10/01 14:19 毎: <強制連行訴訟>1審判決を支持、金さんの控訴棄却−−福岡
毎日新聞ニュース速報
戦時中に強制連行され、長崎市の旧三菱重工長崎造船所で被爆した韓国・釜山市の元徴用工、金順吉(キムスンギル)さん(1審判決後の昨年2月、75歳で死亡)が国と現在の三菱重工に対し損害賠償と未払い賃金などの支払いを求めた訴訟の控訴審判決が1日、福岡高裁であった。川本隆裁判長は1審に続き国と旧三菱重工の不法行為を認めたが、「三菱重工は旧社の債務を継承していない。
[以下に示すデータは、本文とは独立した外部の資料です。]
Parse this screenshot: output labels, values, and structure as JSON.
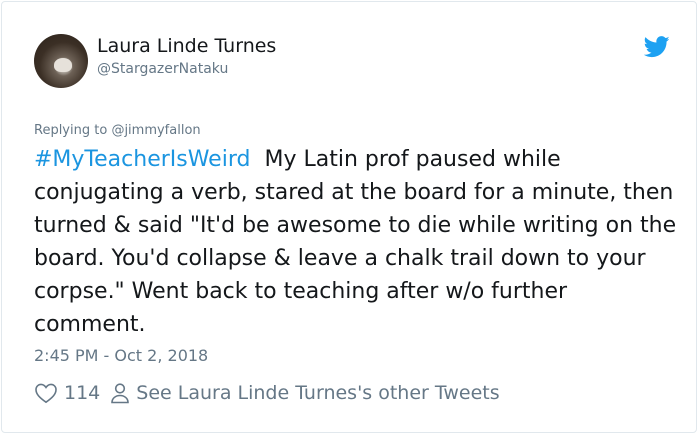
{
  "author": {
    "display_name": "Laura Linde Turnes",
    "handle": "@StargazerNataku"
  },
  "reply": {
    "prefix": "Replying to ",
    "mention": "@jimmyfallon"
  },
  "tweet": {
    "hashtag": "#MyTeacherIsWeird",
    "body": "My Latin prof paused while conjugating a verb, stared at the board for a minute, then turned & said \"It'd be awesome to die while writing on the board. You'd collapse & leave a chalk trail down to your corpse.\" Went back to teaching after w/o further comment.",
    "timestamp": "2:45 PM - Oct 2, 2018"
  },
  "actions": {
    "like_count": "114",
    "profile_link": "See Laura Linde Turnes's other Tweets"
  },
  "colors": {
    "accent": "#1b95e0",
    "secondary_text": "#657786",
    "primary_text": "#14171a",
    "twitter_blue": "#1da1f2"
  },
  "icons": {
    "brand": "twitter-bird-icon",
    "like": "heart-outline-icon",
    "profile": "person-outline-icon"
  }
}
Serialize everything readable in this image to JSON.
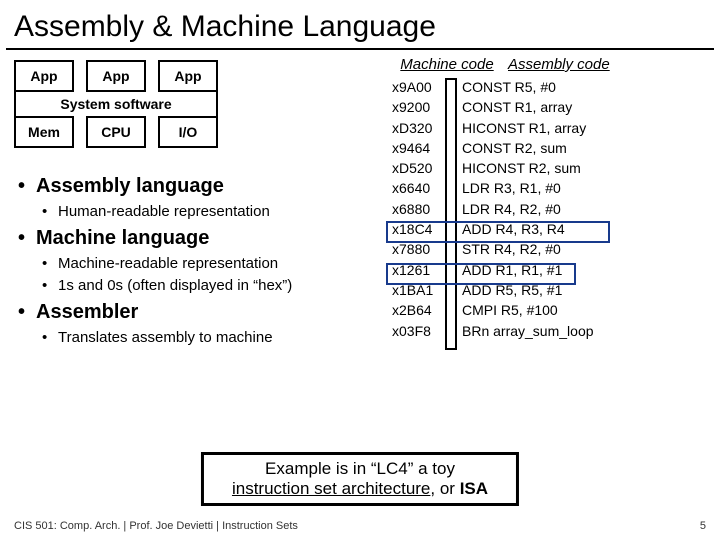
{
  "title": "Assembly & Machine Language",
  "layers": {
    "app": "App",
    "sys": "System software",
    "mem": "Mem",
    "cpu": "CPU",
    "io": "I/O"
  },
  "bullets": {
    "b1": "Assembly language",
    "b1a": "Human-readable representation",
    "b2": "Machine language",
    "b2a": "Machine-readable representation",
    "b2b": "1s and 0s (often displayed in “hex”)",
    "b3": "Assembler",
    "b3a": "Translates assembly to machine"
  },
  "headers": {
    "mc": "Machine code",
    "ac": "Assembly code"
  },
  "code": [
    {
      "mc": "x9A00",
      "ac": "CONST R5, #0"
    },
    {
      "mc": "x9200",
      "ac": "CONST R1, array"
    },
    {
      "mc": "xD320",
      "ac": "HICONST R1, array"
    },
    {
      "mc": "x9464",
      "ac": "CONST R2, sum"
    },
    {
      "mc": "xD520",
      "ac": "HICONST R2, sum"
    },
    {
      "mc": "x6640",
      "ac": "LDR R3, R1, #0"
    },
    {
      "mc": "x6880",
      "ac": "LDR R4, R2, #0"
    },
    {
      "mc": "x18C4",
      "ac": "ADD R4, R3, R4"
    },
    {
      "mc": "x7880",
      "ac": "STR R4, R2, #0"
    },
    {
      "mc": "x1261",
      "ac": "ADD R1, R1, #1"
    },
    {
      "mc": "x1BA1",
      "ac": "ADD R5, R5, #1"
    },
    {
      "mc": "x2B64",
      "ac": "CMPI R5, #100"
    },
    {
      "mc": "x03F8",
      "ac": "BRn array_sum_loop"
    }
  ],
  "example": {
    "l1a": "Example is in “LC4” a toy",
    "l2a": "instruction set architecture",
    "l2b": ", or ",
    "l2c": "ISA"
  },
  "footer": {
    "left": "CIS 501: Comp. Arch.  |  Prof. Joe Devietti  |  Instruction Sets",
    "right": "5"
  }
}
また日本政府は旧憲法下の民法上の不法行為責任は負わない」として請求を棄却した1審判決を支持、控訴を棄却した。
判決によると、金さんは1945年1月、警官に連行され、旧三菱重工長崎造船所に徴用され被爆。92年7月、国と三菱重工に計1000万円の損害賠償と帰国費用70円、同社に未払い賃金124円28銭の支払いを求め長崎地裁に提訴した。金さん死亡後は長男の金鍾文(キムジョンムン)さん(49)が訴訟を引き継いだ。
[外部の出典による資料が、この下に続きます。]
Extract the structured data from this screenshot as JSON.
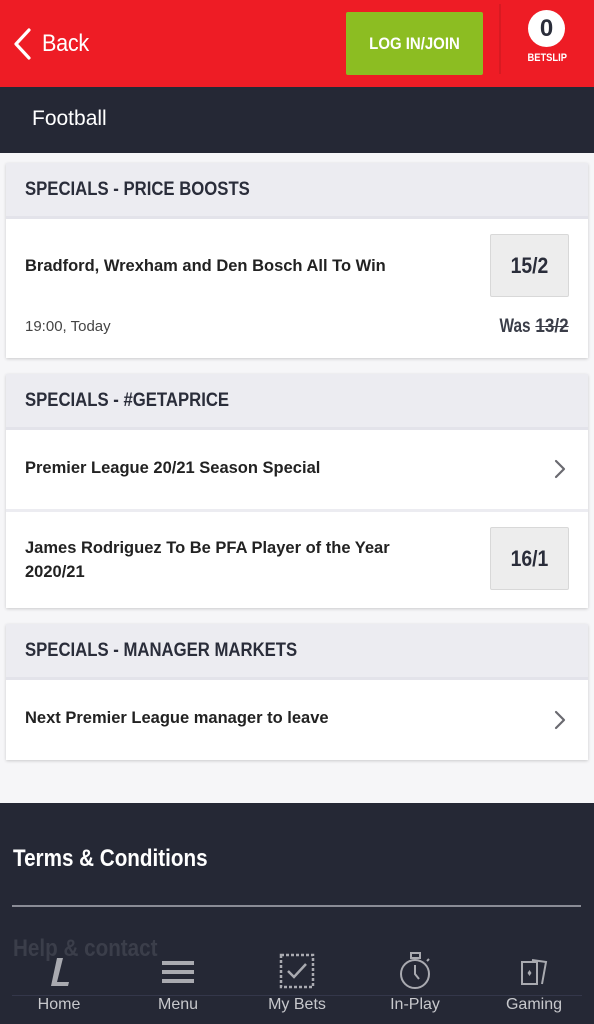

川本裁判長は、旧三菱に101円28銭の未払い賃金の支払い義務を認定。さらに「旧三菱の職員が釜山から長崎への連行に関与したと推認され、自由を制約して労働させた」、また国についても「原告の意に反して、巡査が連行し監視の下で移送した」として、旧三菱と国に不法行為があったことを認めた。 【須藤 孝】
◇金鍾文さんの話
予想はしてはいたが、不当な判決だ。上告して最後まで闘い抜きたい。
◇原告側の龍田紘一朗弁護士の話
1審と変わらない判決で、ただちに上告したい。国際法の世界では、国に対する個人の補償請求を認める流れになっているのに、日本の裁判所と行政は依然として国家主義を維持して最後の抵抗をしている。いずれ日本は世界で孤立するだろう。